Cette semaine, on pirate un milliard de comptes Yahoo, on se demande si le CSA peut interdire une vidéo sur Internet et si le nouvel algorithme de YouTube est un mal pour un bien.

Le nouvel algorithme de YouTube pose-t-il problème ?
Le nouvel algorithme de YouTube pose-t-il problème ? © YouTube / Squeezie

Le piratage de Yahoo devient historique

Un milliard de comptes supplémentaires piratés : Yahoo l'a annoncé mercredi, mais l'attaque remonte à 2013. Ce piratage massif s'ajoute aux 500 millions de comptes piratés déjà reconnus par Yahoo en septembre dernier. Soit environ 1,5 milliards de comptes qui se promènent dans la nature.
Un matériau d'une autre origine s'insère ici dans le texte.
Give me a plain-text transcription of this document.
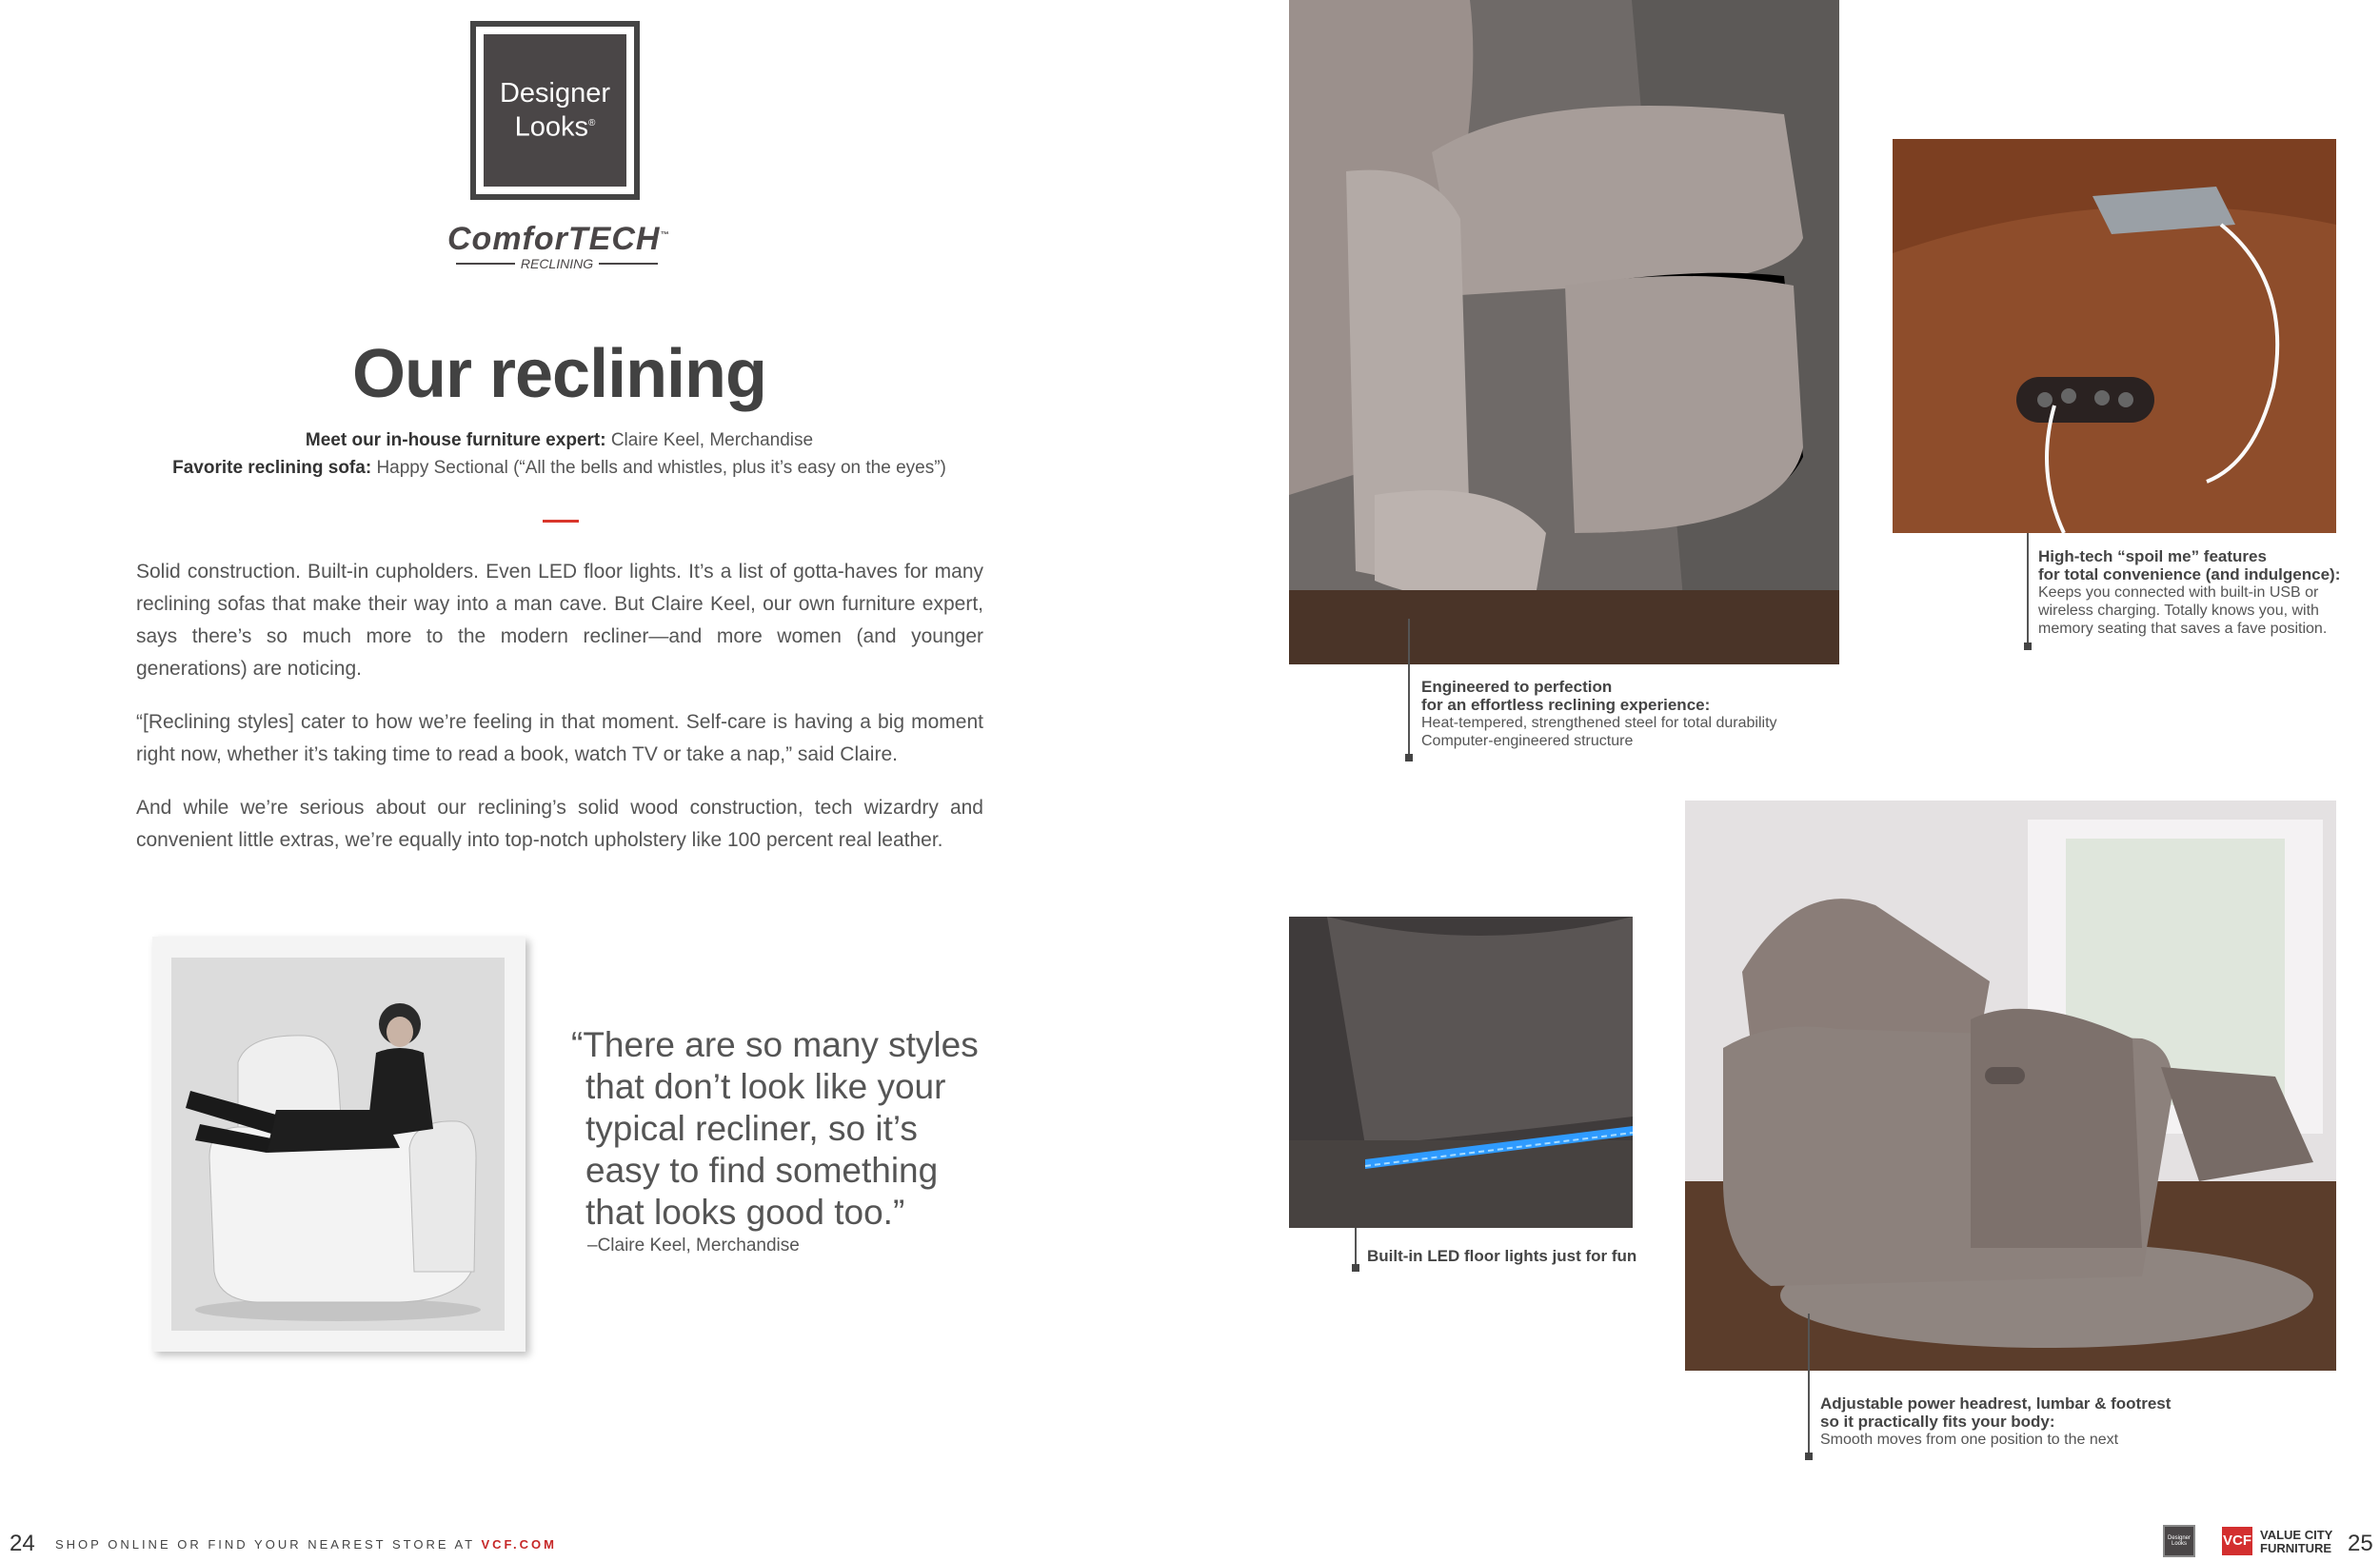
Designer
Looks®
ComforTECH™
RECLINING
Our reclining
Meet our in-house furniture expert: Claire Keel, Merchandise
Favorite reclining sofa: Happy Sectional (“All the bells and whistles, plus it’s easy on the eyes”)

Solid construction. Built-in cupholders. Even LED floor lights. It’s a list of gotta-haves for many reclining sofas that make their way into a man cave. But Claire Keel, our own furniture expert, says there’s so much more to the modern recliner—and more women (and younger generations) are noticing.

“[Reclining styles] cater to how we’re feeling in that moment. Self-care is having a big moment right now, whether it’s taking time to read a book, watch TV or take a nap,” said Claire.

And while we’re serious about our reclining’s solid wood construction, tech wizardry and convenient little extras, we’re equally into top-notch upholstery like 100 percent real leather.

“There are so many styles
that don’t look like your
typical recliner, so it’s
easy to find something
that looks good too.”
–Claire Keel, Merchandise
Engineered to perfection
for an effortless reclining experience:
Heat-tempered, strengthened steel for total durability
Computer-engineered structure
High-tech “spoil me” features
for total convenience (and indulgence):
Keeps you connected with built-in USB or
wireless charging. Totally knows you, with
memory seating that saves a fave position.
Built-in LED floor lights just for fun
Adjustable power headrest, lumbar & footrest
so it practically fits your body:
Smooth moves from one position to the next
24 SHOP ONLINE OR FIND YOUR NEAREST STORE AT VCF.COM	Designer Looks	VCF VALUE CITY
FURNITURE 25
Relativisons tout de même : cela inclut aussi des comptes inutilisés, des doublons, ou des comptes dont le mot de passe a, depuis, été changé.
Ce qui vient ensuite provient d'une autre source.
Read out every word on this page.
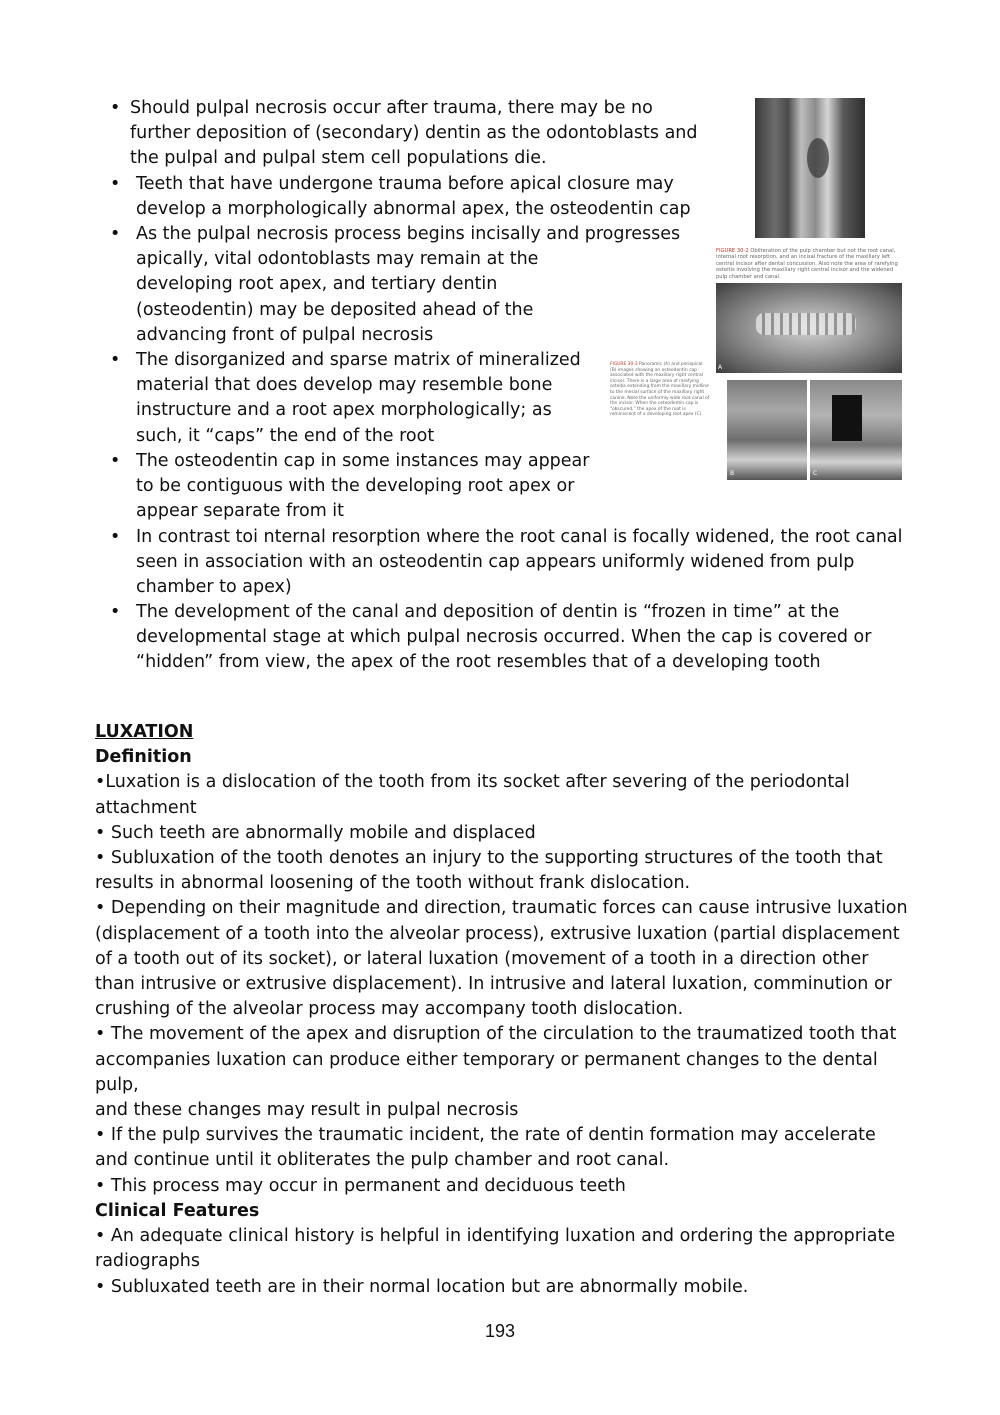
• Should pulpal necrosis occur after trauma, there may be no
further deposition of (secondary) dentin as the odontoblasts and
the pulpal and pulpal stem cell populations die.
• Teeth that have undergone trauma before apical closure may
develop a morphologically abnormal apex, the osteodentin cap
• As the pulpal necrosis process begins incisally and progresses
apically, vital odontoblasts may remain at the
developing root apex, and tertiary dentin
(osteodentin) may be deposited ahead of the
advancing front of pulpal necrosis
• The disorganized and sparse matrix of mineralized
material that does develop may resemble bone
instructure and a root apex morphologically; as
such, it “caps” the end of the root
• The osteodentin cap in some instances may appear
to be contiguous with the developing root apex or
appear separate from it
• In contrast toi nternal resorption where the root canal is focally widened, the root canal
seen in association with an osteodentin cap appears uniformly widened from pulp
chamber to apex)
• The development of the canal and deposition of dentin is “frozen in time” at the
developmental stage at which pulpal necrosis occurred. When the cap is covered or
“hidden” from view, the apex of the root resembles that of a developing tooth
FIGURE 30-2 Obliteration of the pulp chamber but not the root canal, internal root resorption, and an incisal fracture of the maxillary left central incisor after dental concussion. Also note the area of rarefying osteitis involving the maxillary right central incisor and the widened pulp chamber and canal.
A
FIGURE 30-3 Panoramic (A) and periapical (B) images showing an osteodentin cap associated with the maxillary right central incisor. There is a large area of rarefying osteitis extending from the maxillary midline to the mesial surface of the maxillary right canine. Note the uniformly wide root canal of the incisor. When the osteodentin cap is “obscured,” the apex of the root is reminiscent of a developing root apex (C).
B	C

LUXATION

Definition

•Luxation is a dislocation of the tooth from its socket after severing of the periodontal

attachment

• Such teeth are abnormally mobile and displaced

• Subluxation of the tooth denotes an injury to the supporting structures of the tooth that

results in abnormal loosening of the tooth without frank dislocation.

• Depending on their magnitude and direction, traumatic forces can cause intrusive luxation

(displacement of a tooth into the alveolar process), extrusive luxation (partial displacement

of a tooth out of its socket), or lateral luxation (movement of a tooth in a direction other

than intrusive or extrusive displacement). In intrusive and lateral luxation, comminution or

crushing of the alveolar process may accompany tooth dislocation.

• The movement of the apex and disruption of the circulation to the traumatized tooth that

accompanies luxation can produce either temporary or permanent changes to the dental pulp,

and these changes may result in pulpal necrosis

• If the pulp survives the traumatic incident, the rate of dentin formation may accelerate

and continue until it obliterates the pulp chamber and root canal.

• This process may occur in permanent and deciduous teeth

Clinical Features

• An adequate clinical history is helpful in identifying luxation and ordering the appropriate

radiographs

• Subluxated teeth are in their normal location but are abnormally mobile.

193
Comme la fois précédente, on peut toutefois se demander pourquoi Yahoo réagit si tard. Et on peut difficilement mettre de côté le fait que l'entreprise est en train d'être rachetée par le groupe telecom Verizon pour environ 4,6 milliards d'euros... Il y a sans doute eu une volonté de repousser l'annonce de cette mauvaise nouvelle au maximum.

► ALLER PLUS LOIN | Piratage chez Yahoo : pourquoi ne l'apprend-on que maintenant ?

Les "Recettes pompettes" sont-elles de la compétence du CSA ?

En avril, des associations s'étaient déjà indignées du concept, importé du Canada : un ou deux invités, qui doivent préparer une recette de cuisine en buvant régulièrement des shots de vodka... Dans le dernier épisode publié, avec Laurent Laffite et Marina Foïs, ça donne ceci :

Cette semaine, la tension monte d'un cran : c'est le CSA qui émet un avertissement, estimant que le programme fait l'apologie de la consommation d'alcool. Il se base sur le visionnage du tout premier épisode de la série, diffusé en avril dernier (il y en a eu neuf autres depuis, avec 1,4 millions de vues en moyenne). C'est la toute première fois que le CSA teste son influence sur une chaîne YouTube, et cela pose plusieurs questions, encore très ouvertes.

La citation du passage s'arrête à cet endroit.